For years, researchers have been searching for drugs that can prolong life and longevity. The Interventional Trials Program at the National Institutes of Health began testing the drugs – some approved by the Food and Drug Administration, some not – in mice 17 years ago to see if the effects could be improved. Will this intervention prolong their lifespan? Dr. Richard A. Miller, professor of pathology at the University of Michigan and director of the Paul F. Glenn Center for Biology for Aging Research, says anti-aging therapies are often tested in mice because they The aging process in mice is very similar to aging in humans. “Mice and humans share organs, cell biology, and most types of neurons and neurotransmitters, and they often respond to drugs in similar ways,” he said.

A significant challenge lies ahead for all of these companies: Commercializing an aging drug is nearly impossible because the FDA does not recognize aging as a disease that requires treatment. And even if it were considered a disease, the clinical studies needed to prove that a treatment for it works would take years.

“It is likely that clinical studies to see if certain drugs slow the aging process – and thus delay many of the consequences of aging – will take time,” said Dr. Miller said.

So the founders of Elevian determined that the fastest way to market GDF11 was to target a specific medical condition.

“We thought, what’s the worst disease that doesn’t have a good treatment and we can treat it in the shortest possible time and show clinical effect?” Dr. Allen said. “We decided that stroke was the right target, because it was The #1 cause of long-term disability with very limited treatment options. “

Dr. Elisabeth Breese MarshMedical director of comprehensive stroke program at Johns Hopkins Bayview Medical Center in Baltimore, states the best treatments for stroke caused by blood clots (about 87 percent of them) is a medicine called tissue plasminogen activator, or tPA, which must be used within 4.5 hours of stroke, and surgical removal of large blood clots.

But according to experts, only about 20% of stroke victims receive tPA, be it because the stroke is not recognized early or because the patient is not qualified due to pre-existing conditions. The Elevian researchers say their preclinical (and unpublished) studies have shown that just a few days of treatment with GDF11 can improve recovery from a stroke. They found that GDF11 reduced inflammation, improved metabolism, and stimulated the brain to regenerate blood vessels and neurons.

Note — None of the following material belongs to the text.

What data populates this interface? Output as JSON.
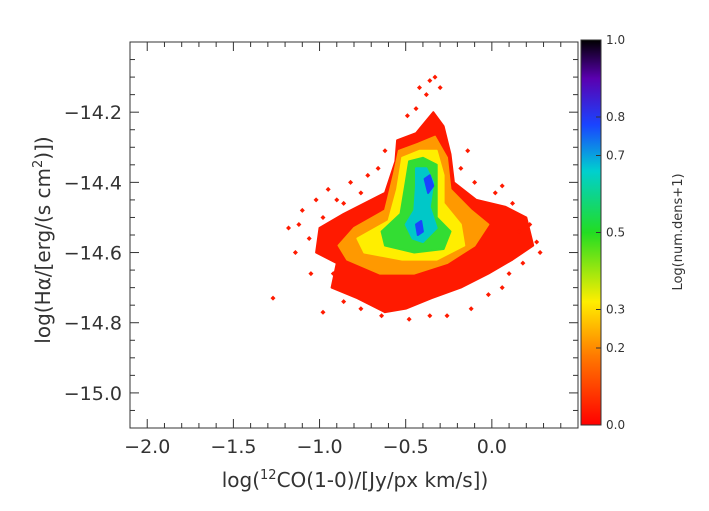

The next big hurdle for Elevian is scaling production, which requires specialized equipment and conditions. There is so much research going on in the biotech sector that contract manufacturers have “done the job,” says Dr. “They are busy with work related to Covid, and in general there has been a lot of funding in the biotech sector,” he added. “So it was a challenge to find space that met our specifications.”

And, like most other sectors of the economy, biotech research is facing supply chain problems, which make it difficult for Elevian to obtain some of the basic raw materials needed to make it work. conduct research. But the company is moving as fast as it can, and Dr. Allen said he believes the results of their work will have a profound impact on how we age and how long we live.

“By targeting the underlying mechanisms of aging, we have the opportunity to treat or prevent many diseases related to aging and prolong health,” he said. “We want to turn 100 into the new 50.”